Bytecode Alliance: One year update
We announced the Bytecode Alliance nearly a year ago, and since then it has been… quite a year 😬
While the 2020-ness of this year has slowed us down on some fronts, we’ve also made a lot of progress on others.
Now that we’ve adjusted to the new normal, we’re gearing up to accelerate on all fronts. But before we do that, we wanted to share some highlights of what we’ve achieved to date.
Progress on the nanoprocess model
Our goal is to evolve WebAssembly from a compilation target that you compile monolithic applications to, to a modular ecosystem that you compose applications from.
As we do this, we have a chance to fix many longstanding problems with the way software is developed. For example, we can make it much safer for your application to use dependencies that you didn’t code yourself.
This is why the nanoprocess model is so important. It’s the paradigm shift necessary to empower developers to defend themselves against these problems.
There are three core pieces of the nanoprocess model that are still in progress:
- WASI, the WebAssembly System Interface
- Module linking
- Interface types
You can think of WASI as the way that the host and a WebAssembly module talk to each other.

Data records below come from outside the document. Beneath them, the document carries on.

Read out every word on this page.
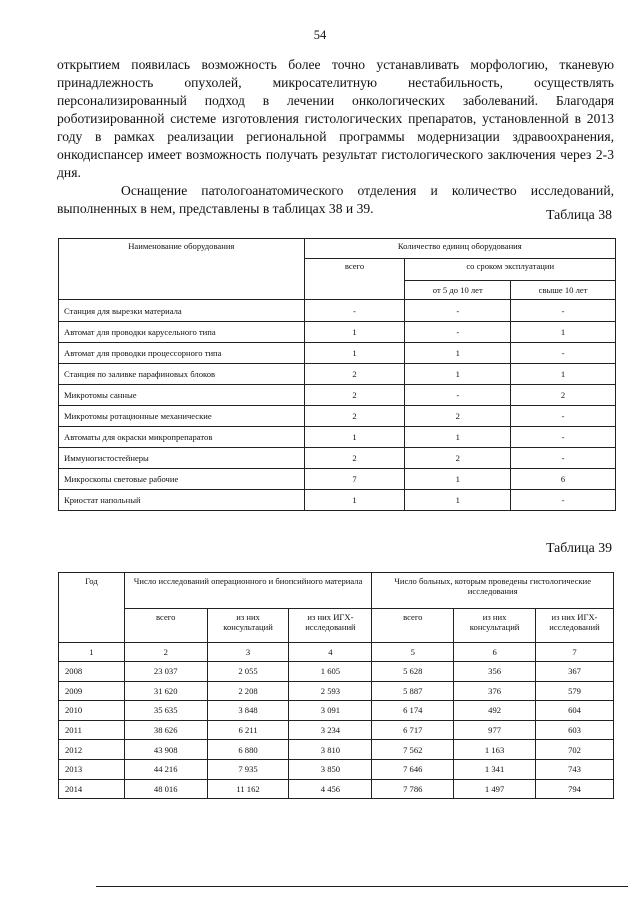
54

открытием появилась возможность более точно устанавливать морфологию, тканевую принадлежность опухолей, микросателитную нестабильность, осуществлять персонализированный подход в лечении онкологических заболеваний. Благодаря роботизированной системе изготовления гистологических препаратов, установленной в 2013 году в рамках реализации региональной программы модернизации здравоохранения, онкодиспансер имеет возможность получать результат гистологического заключения через 2-3 дня.

Оснащение патологоанатомического отделения и количество исследований, выполненных в нем, представлены в таблицах 38 и 39.	Таблица 38
Наименование оборудования	Количество единиц оборудования		
	всего	со сроком эксплуатации	
		от 5 до 10 лет	свыше 10 лет
Станция для вырезки материала	-	-	-
Автомат для проводки карусельного типа	1	-	1
Автомат для проводки процессорного типа	1	1	-
Станция по заливке парафиновых блоков	2	1	1
Микротомы санные	2	-	2
Микротомы ротационные механические	2	2	-
Автоматы для окраски микропрепаратов	1	1	-
Иммуногистостейнеры	2	2	-
Микроскопы световые рабочие	7	1	6
Криостат напольный	1	1	-
Таблица 39
Год	Число исследований операционного и биопсийного материала			Число больных, которым проведены гистологические исследования		
	всего	из них консультаций	из них ИГХ-исследований	всего	из них консультаций	из них ИГХ-исследований
1	2	3	4	5	6	7
2008	23 037	2 055	1 605	5 628	356	367
2009	31 620	2 208	2 593	5 887	376	579
2010	35 635	3 848	3 091	6 174	492	604
2011	38 626	6 211	3 234	6 717	977	603
2012	43 908	6 880	3 810	7 562	1 163	702
2013	44 216	7 935	3 850	7 646	1 341	743
2014	48 016	11 162	4 456	7 786	1 497	794
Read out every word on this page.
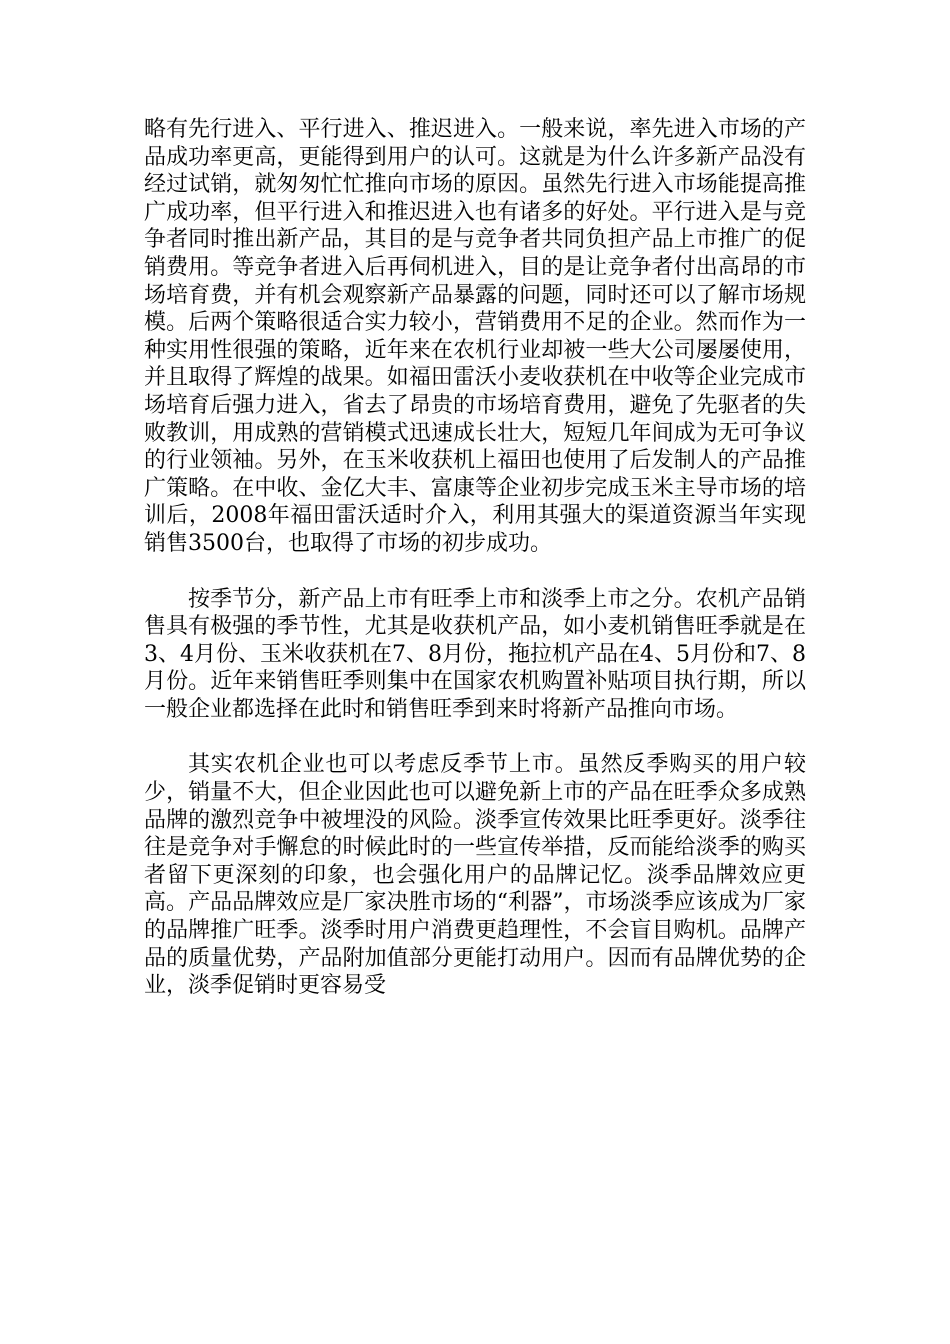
略有先行进入、平行进入、推迟进入。一般来说，率先进入市场的产品成功率更高，更能得到用户的认可。这就是为什么许多新产品没有经过试销，就匆匆忙忙推向市场的原因。虽然先行进入市场能提高推广成功率，但平行进入和推迟进入也有诸多的好处。平行进入是与竞争者同时推出新产品，其目的是与竞争者共同负担产品上市推广的促销费用。等竞争者进入后再伺机进入，目的是让竞争者付出高昂的市场培育费，并有机会观察新产品暴露的问题，同时还可以了解市场规模。后两个策略很适合实力较小，营销费用不足的企业。然而作为一种实用性很强的策略，近年来在农机行业却被一些大公司屡屡使用，并且取得了辉煌的战果。如福田雷沃小麦收获机在中收等企业完成市场培育后强力进入，省去了昂贵的市场培育费用，避免了先驱者的失败教训，用成熟的营销模式迅速成长壮大，短短几年间成为无可争议的行业领袖。另外，在玉米收获机上福田也使用了后发制人的产品推广策略。在中收、金亿大丰、富康等企业初步完成玉米主导市场的培训后，2008年福田雷沃适时介入，利用其强大的渠道资源当年实现销售3500台，也取得了市场的初步成功。

按季节分，新产品上市有旺季上市和淡季上市之分。农机产品销售具有极强的季节性，尤其是收获机产品，如小麦机销售旺季就是在3、4月份、玉米收获机在7、8月份，拖拉机产品在4、5月份和7、8月份。近年来销售旺季则集中在国家农机购置补贴项目执行期，所以一般企业都选择在此时和销售旺季到来时将新产品推向市场。

其实农机企业也可以考虑反季节上市。虽然反季购买的用户较少，销量不大，但企业因此也可以避免新上市的产品在旺季众多成熟品牌的激烈竞争中被埋没的风险。淡季宣传效果比旺季更好。淡季往往是竞争对手懈怠的时候此时的一些宣传举措，反而能给淡季的购买者留下更深刻的印象，也会强化用户的品牌记忆。淡季品牌效应更高。产品品牌效应是厂家决胜市场的“利器”，市场淡季应该成为厂家的品牌推广旺季。淡季时用户消费更趋理性，不会盲目购机。品牌产品的质量优势，产品附加值部分更能打动用户。因而有品牌优势的企业，淡季促销时更容易受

You can think of module linking as the way that two WebAssembly modules talk to each other.
In both of these cases, the two sides are often written in different source languages. This means they might represent values and handles to resources in different ways. Basically, they speak foreign languages.

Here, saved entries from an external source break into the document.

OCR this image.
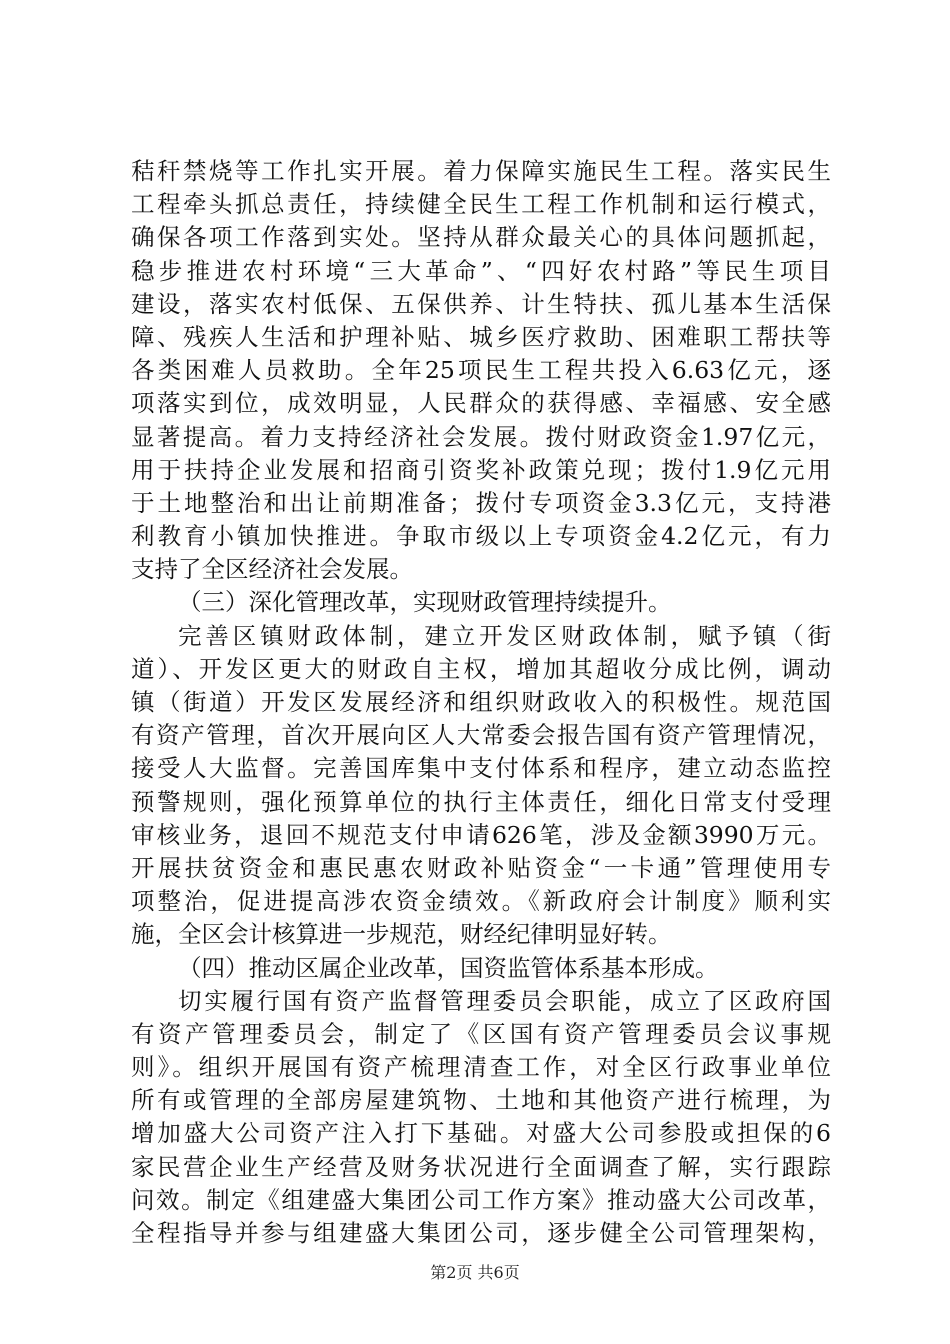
秸秆禁烧等工作扎实开展。着力保障实施民生工程。落实民生
工程牵头抓总责任，持续健全民生工程工作机制和运行模式，
确保各项工作落到实处。坚持从群众最关心的具体问题抓起，
稳步推进农村环境“三大革命”、“四好农村路”等民生项目
建设，落实农村低保、五保供养、计生特扶、孤儿基本生活保
障、残疾人生活和护理补贴、城乡医疗救助、困难职工帮扶等
各类困难人员救助。全年25项民生工程共投入6.63亿元，逐
项落实到位，成效明显，人民群众的获得感、幸福感、安全感
显著提高。着力支持经济社会发展。拨付财政资金1.97亿元，
用于扶持企业发展和招商引资奖补政策兑现；拨付1.9亿元用
于土地整治和出让前期准备；拨付专项资金3.3亿元，支持港
利教育小镇加快推进。争取市级以上专项资金4.2亿元，有力
支持了全区经济社会发展。
（三）深化管理改革，实现财政管理持续提升。
完善区镇财政体制，建立开发区财政体制，赋予镇（街
道）、开发区更大的财政自主权，增加其超收分成比例，调动
镇（街道）开发区发展经济和组织财政收入的积极性。规范国
有资产管理，首次开展向区人大常委会报告国有资产管理情况，
接受人大监督。完善国库集中支付体系和程序，建立动态监控
预警规则，强化预算单位的执行主体责任，细化日常支付受理
审核业务，退回不规范支付申请626笔，涉及金额3990万元。
开展扶贫资金和惠民惠农财政补贴资金“一卡通”管理使用专
项整治，促进提高涉农资金绩效。《新政府会计制度》顺利实
施，全区会计核算进一步规范，财经纪律明显好转。
（四）推动区属企业改革，国资监管体系基本形成。
切实履行国有资产监督管理委员会职能，成立了区政府国
有资产管理委员会，制定了《区国有资产管理委员会议事规
则》。组织开展国有资产梳理清查工作，对全区行政事业单位
所有或管理的全部房屋建筑物、土地和其他资产进行梳理，为
增加盛大公司资产注入打下基础。对盛大公司参股或担保的6
家民营企业生产经营及财务状况进行全面调查了解，实行跟踪
问效。制定《组建盛大集团公司工作方案》推动盛大公司改革，
全程指导并参与组建盛大集团公司，逐步健全公司管理架构，
第2页 共6页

Interface types are like a foreign-language dictionary that the engine uses to help them communicate.
Let’s see where the work on these stands today.
Note: The Bytecode Alliance doesn’t host specifications. While BA members are driving specs mentioned below, they are doing that in collaboration with others in the W3C WebAssembly CG. Bytecode Alliance projects include implementations of these specs.
WASI, the WebAssembly System Interface
When we introduced WASI, we compared it to POSIX and other system interfaces. That was a bit of an oversimplification, though.
While WASI does aim to provide a set of standardized modules that provide these low-level system interface operations, we also intend to standardize modules for specialized higher-level host APIs.
We’ve made progress on both of these fronts.
Low-level system interface level
For the low-level system interface level, the work has been focused on quality of implementation.
On the spec side, that has been identifying and addressing problems with cross-platform implementability of the spec. One example of this is the
wasi-socket API (which was recently prototyped in Wasmtime). In this case, the conversation has centered on the right way to apply capabilities-based security to the handling of sockets.
On the implementation side, we’ve done a lot of work to improve the security and reliability of our implementation. Part of this has been developing robust fuzzing measures (which we describe more below).
Another thing we’ve done is factored out the security-critical operations into a dedicated library,
cap-std. It’s a cross-platform library which provides much of the functionality of Rust’s standard library in a capabilities-oriented way. This allows us to fully focus on getting those security-critical foundations right on all platforms. As a next step, we’ll make use of
cap-std in our WASI implementation.
Specialized higher-level host APIs
For the specialized higher-level host APIs, there has been exciting work on proposals for completely new API modules.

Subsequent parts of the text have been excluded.